Mit Kindern der 2.5 im Extavium in den Osterferien 2013

Mittwoch, 3. April 2013

Das Extavium in Potsdam/ Babelsberg , Marlene-Dietrich-Allee 9 war unser Ziel am Dienstag, dem 26. März 2013.

Was ist denn nun das Extavium?

Es ist ein wissenschaftliches Mitmachmuseum, in dem viele naturwissenschaftliche Exponate zum Ausprobieren bereit gestellt sind. Es ist dem Spektrum des Technikmuseums vergleichbar, das sich im Moment in Überarbeitung befindet. Im August soll es fertig werden.

Eingeladen hatte ich Kinder aus der Stg. 2.5, nämlich Eda, Merle, Bruno und Atilla Bera. Leider kam Atilla nicht, schade….denn wir hatten eine Eintrittskarte für 5 Personen für das Extavium.

Glücklicherweise hatte ich vorher angerufen und erfahren, dass am Vormittag sehr viele Brandenburger Klassen kommen wollten. In Brandenburg war das nämlich der letzte Schultag vor den Osterferien und das nutzten die Lehrer für einen Ausflug.

Deshalb verbrachten wir den Vormittag bei mir im Haus und auch im Garten….natürlich im Schnee. Und ich muss es schreiben: Es war unfreundlich kalt. Der Schnee sah ja ganz nett aus, aber der Wind –trotz Sonnenschein- konnte einem das Draußensein schon verleiden.Hier seht ihr alle Drei bei Hüpfen auf dem Trampolin im Schnee.

Das war aber nur eine Viertelstunde spaßig, dann lockten die Wärme im Haus und die Möglichkeit, drinnen zu spielen, Eier zu bemalen und mit Hilfe einer Banderole hübsch zu gestalten.

Auch „Mensch, ärger dich nicht!“ war angesagt.
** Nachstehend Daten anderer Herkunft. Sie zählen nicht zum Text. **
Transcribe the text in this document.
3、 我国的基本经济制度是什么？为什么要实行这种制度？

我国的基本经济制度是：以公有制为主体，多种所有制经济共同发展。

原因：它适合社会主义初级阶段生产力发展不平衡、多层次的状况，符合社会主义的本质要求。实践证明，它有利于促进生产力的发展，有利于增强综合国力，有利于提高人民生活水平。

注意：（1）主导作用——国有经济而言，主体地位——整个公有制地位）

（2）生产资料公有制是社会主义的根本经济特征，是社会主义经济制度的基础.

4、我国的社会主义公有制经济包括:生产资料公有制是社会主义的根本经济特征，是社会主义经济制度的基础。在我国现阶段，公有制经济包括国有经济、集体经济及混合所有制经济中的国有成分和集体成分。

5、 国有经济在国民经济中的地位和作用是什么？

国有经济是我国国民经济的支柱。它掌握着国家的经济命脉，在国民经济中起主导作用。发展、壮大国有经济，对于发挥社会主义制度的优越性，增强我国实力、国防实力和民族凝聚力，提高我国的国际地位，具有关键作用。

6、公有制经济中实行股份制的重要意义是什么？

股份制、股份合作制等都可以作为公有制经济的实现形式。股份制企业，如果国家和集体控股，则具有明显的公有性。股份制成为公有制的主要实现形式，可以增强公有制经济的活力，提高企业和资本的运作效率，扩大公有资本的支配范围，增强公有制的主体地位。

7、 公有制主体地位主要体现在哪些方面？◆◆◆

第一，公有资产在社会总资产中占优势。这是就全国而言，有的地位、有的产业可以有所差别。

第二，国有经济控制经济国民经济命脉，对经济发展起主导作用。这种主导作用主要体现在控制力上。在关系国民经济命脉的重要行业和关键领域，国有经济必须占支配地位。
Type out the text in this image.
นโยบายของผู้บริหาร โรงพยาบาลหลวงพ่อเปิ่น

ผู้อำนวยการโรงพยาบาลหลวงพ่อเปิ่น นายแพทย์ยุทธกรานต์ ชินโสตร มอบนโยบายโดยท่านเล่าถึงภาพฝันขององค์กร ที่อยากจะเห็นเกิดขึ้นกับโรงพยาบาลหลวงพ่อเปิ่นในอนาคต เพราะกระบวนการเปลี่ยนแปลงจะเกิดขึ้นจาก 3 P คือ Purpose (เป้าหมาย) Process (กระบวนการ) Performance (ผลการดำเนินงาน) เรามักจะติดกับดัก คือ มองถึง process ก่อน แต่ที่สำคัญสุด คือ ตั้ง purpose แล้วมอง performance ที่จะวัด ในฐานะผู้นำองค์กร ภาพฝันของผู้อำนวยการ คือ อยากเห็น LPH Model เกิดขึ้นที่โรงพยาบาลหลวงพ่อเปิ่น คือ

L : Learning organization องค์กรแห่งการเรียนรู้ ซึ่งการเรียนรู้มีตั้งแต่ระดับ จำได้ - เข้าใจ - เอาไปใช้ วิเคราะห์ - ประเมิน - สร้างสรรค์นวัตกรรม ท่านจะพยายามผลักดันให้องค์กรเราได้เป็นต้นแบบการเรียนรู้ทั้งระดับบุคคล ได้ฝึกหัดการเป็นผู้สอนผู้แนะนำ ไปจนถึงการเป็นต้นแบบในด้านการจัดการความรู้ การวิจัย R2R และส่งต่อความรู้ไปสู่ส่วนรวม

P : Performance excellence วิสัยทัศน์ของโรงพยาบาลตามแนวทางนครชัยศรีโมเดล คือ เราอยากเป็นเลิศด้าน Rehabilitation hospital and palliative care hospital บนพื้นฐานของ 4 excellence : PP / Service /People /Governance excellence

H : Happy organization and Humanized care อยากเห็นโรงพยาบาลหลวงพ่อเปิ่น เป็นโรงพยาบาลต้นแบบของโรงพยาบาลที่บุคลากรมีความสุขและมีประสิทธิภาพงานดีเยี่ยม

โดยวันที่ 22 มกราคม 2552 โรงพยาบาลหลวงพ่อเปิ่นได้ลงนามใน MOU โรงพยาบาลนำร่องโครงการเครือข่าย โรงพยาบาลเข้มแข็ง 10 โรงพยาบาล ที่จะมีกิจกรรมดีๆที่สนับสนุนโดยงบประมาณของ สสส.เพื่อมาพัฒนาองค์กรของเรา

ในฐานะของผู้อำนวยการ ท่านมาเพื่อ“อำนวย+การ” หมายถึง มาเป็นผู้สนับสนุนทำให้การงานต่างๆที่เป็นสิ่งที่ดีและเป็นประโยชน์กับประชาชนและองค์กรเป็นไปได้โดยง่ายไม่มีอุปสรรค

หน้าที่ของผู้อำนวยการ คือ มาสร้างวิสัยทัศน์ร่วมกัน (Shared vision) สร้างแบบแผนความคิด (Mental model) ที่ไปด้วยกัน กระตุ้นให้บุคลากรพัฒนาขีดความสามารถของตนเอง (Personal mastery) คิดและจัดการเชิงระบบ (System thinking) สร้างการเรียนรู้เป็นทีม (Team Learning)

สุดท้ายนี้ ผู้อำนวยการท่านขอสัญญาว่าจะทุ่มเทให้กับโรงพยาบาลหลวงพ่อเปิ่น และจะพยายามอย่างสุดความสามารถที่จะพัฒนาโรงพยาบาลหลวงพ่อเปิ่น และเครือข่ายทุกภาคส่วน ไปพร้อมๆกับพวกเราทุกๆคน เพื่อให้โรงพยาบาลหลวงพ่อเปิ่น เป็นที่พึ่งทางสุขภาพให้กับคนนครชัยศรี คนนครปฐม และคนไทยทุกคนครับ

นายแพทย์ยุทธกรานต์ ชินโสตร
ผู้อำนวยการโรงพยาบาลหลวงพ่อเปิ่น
Hier gewann Bruno, was ihm zu gönnen sei, musste er am Anfang des Spiels doch aushalten, dass er lange keine 6 würfeln konnte.

Nach dem Essen machten wir uns auf den Weg nach Babelsberg. Dort buchten wir gleich am Empfang die Teilnahme an einem Experimentierkurs:

Experimente rund um Ostern!

Der Klassiker zur Osterzeit! Ei-Experimente für Groß und Klein!

Was hat das Zähneputzen mit dem Osterei zu tun? Wie bekomme ich ein hartgekochtes Ei durch einen viel zu dünnen Flaschenhals und warum gehen Eier nicht kaputt, wenn sie aus vielen Metern Entfernung auf den Boden fallen?

Eda hat es geschafft, das Ei durch den Flaschenhals ins Innere der Flasche zu befördern. Wie bekommt sie das Ei aber nun wieder raus? Das Ei ist ein wenig dicker als der Flaschenhals.

Daneben seht ihr Merle, die dasselbe mit einem Luftballon versucht.

Wenn ihr wissen wollt, wie es funktioniert, fragt die Drei einfach.

 

Es gab unendlich viele Möglichkeiten, physikalische Phänomene zu erkunden:

Hier seht ihr Bruno, der ganz allein einen Trabbi hochzieht.

Eda und Merle sind ganz schnell Fahrrad gefahren und haben auf diese Weise eine Glühlampe zum Leuchten und einen Ventilator zum Laufen gebracht,  und sie telefonierten mit Hilfe eines Gartenschlauches.

 

 

Zum Schluss verleitete uns Merle dazu, die Finger auf Metallplatten zu legen.

Man bekam einen kleinen Elektroschlag, nicht gefährlich, aber unangenehm.

Jeder hat es einmal probiert, dann aber nicht mehr!!